VANCOUVER — L'agent de la Gendarmerie royale du Canada (GRC) qui était en autorité à l'aéroport de Vancouver la nuit où Robert Dziekanski est mort à la suite d'une décharge de pistolet à impulsion électrique a reçu vendredi une peine de deux ans de prison pour avoir menti lorsqu'il a raconté ce qui s'était passé.

Un juge de la Cour suprême de la Colombie-Britannique a reconnu l'ancien caporal Benjamin «Monty» Robinson coupable de parjure le mois dernier, estimant que l'accusé s'était concerté avec trois autres agents pour accorder leurs témoignages au cours d'une enquête publique qui s'est penchée sur les circonstances du décès de l'immigrant polonais en octobre 2007.

Alors qu'il prononçait la peine, vendredi, le juge Nathan Smith a déclaré que la parjure touche au coeur du système de justice, qui ne peut fonctionner s'il règne un doute sur le fait que la preuve donnée par la police est fausse.

Le magistrat a affirmé que les principes de dénonciation et de dissuasion devaient être appliqués dans cette affaire. L'ancien caporal Robinson a donc été condamné à deux ans de prison, un an de probation et 240 heures de travaux communautaires. 

Les avocats de la Couronne réclamaient une peine d'emprisonnement de trois ans, alors que son avocat demandait une peine avec sursis.
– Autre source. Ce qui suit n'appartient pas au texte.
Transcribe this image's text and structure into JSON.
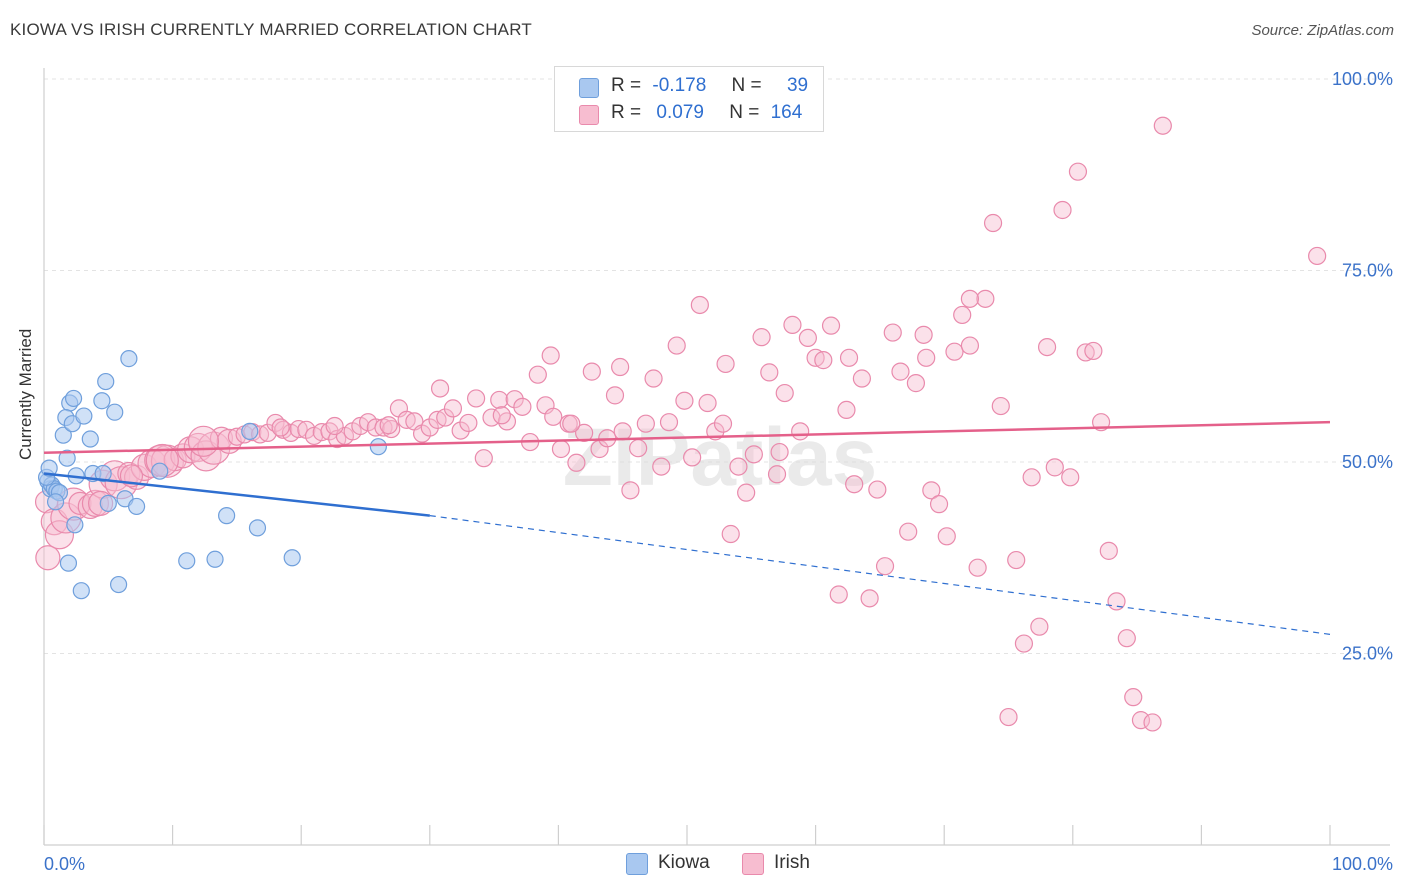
{
  "title": "KIOWA VS IRISH CURRENTLY MARRIED CORRELATION CHART",
  "source": "Source: ZipAtlas.com",
  "watermark": "ZIPatlas",
  "colors": {
    "kiowa_fill": "#a9c8f0",
    "kiowa_stroke": "#6f9fdc",
    "kiowa_line": "#2f6fd0",
    "irish_fill": "#f7bdd0",
    "irish_stroke": "#e98aac",
    "irish_line": "#e4608a",
    "axis_text": "#3b72c9",
    "grid": "#e3e3e3"
  },
  "legend": {
    "kiowa": {
      "r_label": "R =",
      "r_value": "-0.178",
      "n_label": "N =",
      "n_value": "39"
    },
    "irish": {
      "r_label": "R =",
      "r_value": "0.079",
      "n_label": "N =",
      "n_value": "164"
    }
  },
  "chart_data": {
    "type": "scatter",
    "title": "KIOWA VS IRISH CURRENTLY MARRIED CORRELATION CHART",
    "xlabel": "",
    "ylabel": "Currently Married",
    "xlim": [
      0,
      100
    ],
    "ylim": [
      0,
      100
    ],
    "x_tick_labels": [
      "0.0%",
      "100.0%"
    ],
    "y_tick_labels": [
      "100.0%",
      "75.0%",
      "50.0%",
      "25.0%"
    ],
    "y_ticks": [
      100,
      75,
      50,
      25
    ],
    "grid": true,
    "legend_position": "top-center",
    "series": [
      {
        "name": "Kiowa",
        "r": -0.178,
        "n": 39,
        "trend": {
          "x0": 0,
          "y0": 48.5,
          "x1": 30,
          "y1": 43.0,
          "dash_to_x": 100,
          "dash_to_y": 27.5
        },
        "points": [
          [
            0.3,
            47.5
          ],
          [
            0.5,
            46.5
          ],
          [
            0.6,
            47
          ],
          [
            0.8,
            46.5
          ],
          [
            1.0,
            46.2
          ],
          [
            1.2,
            46
          ],
          [
            1.5,
            53.5
          ],
          [
            1.8,
            50.5
          ],
          [
            2.0,
            57.7
          ],
          [
            1.7,
            55.8
          ],
          [
            2.2,
            55
          ],
          [
            2.3,
            58.3
          ],
          [
            1.9,
            36.8
          ],
          [
            2.4,
            41.8
          ],
          [
            2.5,
            48.2
          ],
          [
            3.1,
            56
          ],
          [
            2.9,
            33.2
          ],
          [
            3.6,
            53
          ],
          [
            3.8,
            48.5
          ],
          [
            4.5,
            58
          ],
          [
            4.8,
            60.5
          ],
          [
            5.5,
            56.5
          ],
          [
            5.0,
            44.6
          ],
          [
            4.6,
            48.5
          ],
          [
            5.8,
            34
          ],
          [
            6.3,
            45.2
          ],
          [
            6.6,
            63.5
          ],
          [
            7.2,
            44.2
          ],
          [
            9.0,
            48.8
          ],
          [
            11.1,
            37.1
          ],
          [
            13.3,
            37.3
          ],
          [
            14.2,
            43
          ],
          [
            16.0,
            54
          ],
          [
            16.6,
            41.4
          ],
          [
            19.3,
            37.5
          ],
          [
            26.0,
            52
          ],
          [
            0.2,
            48
          ],
          [
            0.9,
            44.8
          ],
          [
            0.4,
            49.2
          ]
        ]
      },
      {
        "name": "Irish",
        "r": 0.079,
        "n": 164,
        "trend": {
          "x0": 0,
          "y0": 51.2,
          "x1": 100,
          "y1": 55.2
        },
        "points": [
          [
            0.2,
            44.8
          ],
          [
            0.3,
            37.5
          ],
          [
            0.8,
            42.2
          ],
          [
            1.2,
            40.5
          ],
          [
            1.7,
            42.7
          ],
          [
            2.3,
            44.5
          ],
          [
            2.8,
            44.6
          ],
          [
            3.6,
            44.2
          ],
          [
            4.0,
            44.6
          ],
          [
            4.6,
            47.1
          ],
          [
            5.5,
            48.2
          ],
          [
            6.0,
            47.3
          ],
          [
            6.6,
            48.5
          ],
          [
            7.2,
            48
          ],
          [
            7.8,
            49.3
          ],
          [
            8.4,
            49.8
          ],
          [
            9.0,
            50.2
          ],
          [
            9.6,
            50.1
          ],
          [
            10.2,
            50.3
          ],
          [
            10.8,
            50.8
          ],
          [
            11.4,
            51.6
          ],
          [
            12.0,
            51.9
          ],
          [
            12.6,
            50.8
          ],
          [
            13.2,
            51.8
          ],
          [
            13.8,
            53.1
          ],
          [
            14.4,
            52.7
          ],
          [
            15.0,
            53.3
          ],
          [
            15.6,
            53.6
          ],
          [
            16.2,
            53.9
          ],
          [
            16.8,
            53.6
          ],
          [
            17.4,
            53.8
          ],
          [
            18.0,
            55.1
          ],
          [
            18.6,
            54.2
          ],
          [
            19.2,
            53.8
          ],
          [
            19.8,
            54.3
          ],
          [
            20.4,
            54.2
          ],
          [
            21.0,
            53.4
          ],
          [
            21.6,
            53.9
          ],
          [
            22.2,
            54
          ],
          [
            22.8,
            53
          ],
          [
            23.4,
            53.4
          ],
          [
            24.0,
            54
          ],
          [
            24.6,
            54.7
          ],
          [
            25.2,
            55.2
          ],
          [
            25.8,
            54.5
          ],
          [
            26.4,
            54.5
          ],
          [
            27.0,
            54.3
          ],
          [
            27.6,
            57
          ],
          [
            28.2,
            55.5
          ],
          [
            28.8,
            55.3
          ],
          [
            29.4,
            53.7
          ],
          [
            30.0,
            54.5
          ],
          [
            30.6,
            55.5
          ],
          [
            31.2,
            55.8
          ],
          [
            31.8,
            57
          ],
          [
            32.4,
            54.1
          ],
          [
            33.0,
            55.1
          ],
          [
            33.6,
            58.3
          ],
          [
            34.2,
            50.5
          ],
          [
            34.8,
            55.8
          ],
          [
            35.4,
            58.1
          ],
          [
            36.0,
            55.3
          ],
          [
            36.6,
            58.2
          ],
          [
            37.2,
            57.2
          ],
          [
            37.8,
            52.6
          ],
          [
            38.4,
            61.4
          ],
          [
            39.0,
            57.4
          ],
          [
            39.6,
            55.9
          ],
          [
            40.2,
            51.7
          ],
          [
            40.8,
            55
          ],
          [
            41.4,
            49.9
          ],
          [
            42.0,
            53.8
          ],
          [
            42.6,
            61.8
          ],
          [
            43.2,
            51.7
          ],
          [
            43.8,
            53.1
          ],
          [
            44.4,
            58.7
          ],
          [
            45.0,
            54
          ],
          [
            45.6,
            46.3
          ],
          [
            46.2,
            51.8
          ],
          [
            46.8,
            55
          ],
          [
            47.4,
            60.9
          ],
          [
            48.0,
            49.4
          ],
          [
            48.6,
            55.2
          ],
          [
            49.2,
            65.2
          ],
          [
            49.8,
            58
          ],
          [
            50.4,
            50.6
          ],
          [
            51.0,
            70.5
          ],
          [
            51.6,
            57.7
          ],
          [
            52.2,
            54
          ],
          [
            52.8,
            55
          ],
          [
            53.4,
            40.6
          ],
          [
            54.0,
            49.4
          ],
          [
            54.6,
            46
          ],
          [
            55.2,
            51
          ],
          [
            55.8,
            66.3
          ],
          [
            56.4,
            61.7
          ],
          [
            57.0,
            48.4
          ],
          [
            57.6,
            59
          ],
          [
            58.2,
            67.9
          ],
          [
            58.8,
            54
          ],
          [
            59.4,
            66.2
          ],
          [
            60.0,
            63.6
          ],
          [
            60.6,
            63.3
          ],
          [
            61.2,
            67.8
          ],
          [
            61.8,
            32.7
          ],
          [
            62.4,
            56.8
          ],
          [
            63.0,
            47.1
          ],
          [
            63.6,
            60.9
          ],
          [
            64.2,
            32.2
          ],
          [
            64.8,
            46.4
          ],
          [
            65.4,
            36.4
          ],
          [
            66.0,
            66.9
          ],
          [
            66.6,
            61.8
          ],
          [
            67.2,
            40.9
          ],
          [
            67.8,
            60.3
          ],
          [
            68.4,
            66.6
          ],
          [
            69.0,
            46.3
          ],
          [
            69.6,
            44.5
          ],
          [
            70.2,
            40.3
          ],
          [
            70.8,
            64.4
          ],
          [
            71.4,
            69.2
          ],
          [
            72.0,
            65.2
          ],
          [
            72.6,
            36.2
          ],
          [
            73.2,
            71.3
          ],
          [
            73.8,
            81.2
          ],
          [
            74.4,
            57.3
          ],
          [
            75.0,
            16.7
          ],
          [
            75.6,
            37.2
          ],
          [
            76.2,
            26.3
          ],
          [
            76.8,
            48
          ],
          [
            77.4,
            28.5
          ],
          [
            78.0,
            65
          ],
          [
            78.6,
            49.3
          ],
          [
            79.2,
            82.9
          ],
          [
            79.8,
            48
          ],
          [
            80.4,
            87.9
          ],
          [
            81.0,
            64.3
          ],
          [
            81.6,
            64.5
          ],
          [
            82.2,
            55.2
          ],
          [
            82.8,
            38.4
          ],
          [
            83.4,
            31.8
          ],
          [
            84.2,
            27
          ],
          [
            84.7,
            19.3
          ],
          [
            85.3,
            16.3
          ],
          [
            86.2,
            16
          ],
          [
            87.0,
            93.9
          ],
          [
            99.0,
            76.9
          ],
          [
            72.0,
            71.3
          ],
          [
            68.6,
            63.6
          ],
          [
            62.6,
            63.6
          ],
          [
            57.2,
            51.3
          ],
          [
            53.0,
            62.8
          ],
          [
            44.8,
            62.4
          ],
          [
            41.0,
            55
          ],
          [
            39.4,
            63.9
          ],
          [
            35.6,
            56.1
          ],
          [
            30.8,
            59.6
          ],
          [
            26.8,
            54.8
          ],
          [
            22.6,
            54.7
          ],
          [
            18.4,
            54.5
          ],
          [
            12.4,
            52.7
          ],
          [
            9.2,
            50.2
          ],
          [
            6.8,
            48.2
          ],
          [
            4.4,
            44.6
          ]
        ]
      }
    ]
  }
}
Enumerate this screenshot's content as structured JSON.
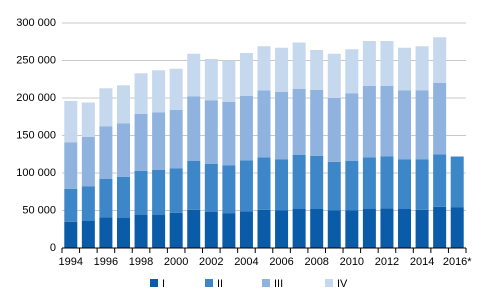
{
  "chart_data": {
    "type": "stacked_bar",
    "categories": [
      "1994",
      null,
      "1996",
      null,
      "1998",
      null,
      "2000",
      null,
      "2002",
      null,
      "2004",
      null,
      "2006",
      null,
      "2008",
      null,
      "2010",
      null,
      "2012",
      null,
      "2014",
      null,
      "2016*"
    ],
    "series": [
      {
        "name": "I",
        "color": "#0a5ca8",
        "values": [
          35000,
          36000,
          41000,
          40000,
          44000,
          44000,
          47000,
          51000,
          48000,
          46000,
          49000,
          51000,
          50000,
          52000,
          52000,
          50000,
          50000,
          52000,
          53000,
          52000,
          51000,
          55000,
          54000
        ]
      },
      {
        "name": "II",
        "color": "#3d87c8",
        "values": [
          44000,
          46000,
          51000,
          55000,
          59000,
          60000,
          59000,
          65000,
          64000,
          64000,
          68000,
          70000,
          68000,
          72000,
          71000,
          65000,
          66000,
          69000,
          69000,
          66000,
          67000,
          70000,
          68000
        ]
      },
      {
        "name": "III",
        "color": "#8fb3de",
        "values": [
          62000,
          66000,
          70000,
          71000,
          76000,
          77000,
          78000,
          86000,
          85000,
          85000,
          86000,
          89000,
          90000,
          88000,
          88000,
          85000,
          90000,
          95000,
          94000,
          92000,
          92000,
          95000,
          null
        ]
      },
      {
        "name": "IV",
        "color": "#c5d8ee",
        "values": [
          55000,
          46000,
          51000,
          51000,
          54000,
          56000,
          55000,
          57000,
          55000,
          55000,
          57000,
          59000,
          59000,
          62000,
          53000,
          59000,
          59000,
          60000,
          60000,
          57000,
          59000,
          61000,
          null
        ]
      }
    ],
    "ylim": [
      0,
      300000
    ],
    "yticks": [
      0,
      {
        "value": 50000,
        "label": "50 000"
      },
      {
        "value": 100000,
        "label": "100 000"
      },
      {
        "value": 150000,
        "label": "150 000"
      },
      {
        "value": 200000,
        "label": "200 000"
      },
      {
        "value": 250000,
        "label": "250 000"
      },
      {
        "value": 300000,
        "label": "300 000"
      }
    ],
    "grid": true
  }
}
Les quatre agents impliqués dans cette affaire ont été traduits en justice séparément. Deux d'entre eux ont été acquittés et deux condamnés: Benjamin «Monty» Robinson et Kwesi Millington. Ce dernier a écopé de 30 mois de prison il y a un mois, mais a été libéré sous caution durant l'appel de sa condamnation.

La confrontation mortelle entre les policiers accusés et Robert Dziekanski a provoqué un débat national sur la sécurité des pistolets électriques, et déclenché une enquête publique en Colombie-Britannique. C'est à cette occasion que les quatre agents sont accusés d'avoir menti. Ils ont dû y expliquer pourquoi ils avaient utilisé une force si importante contre un homme qui, selon une vidéo amateur de l'incident, semblait calme lorsque la police est arrivée.

Le rapport final du commissaire Thomas Braidwood a conclu que les agents avaient utilisé une force disproportionnée et qu'ils n'avaient aucune justification pour utiliser une arme électrique.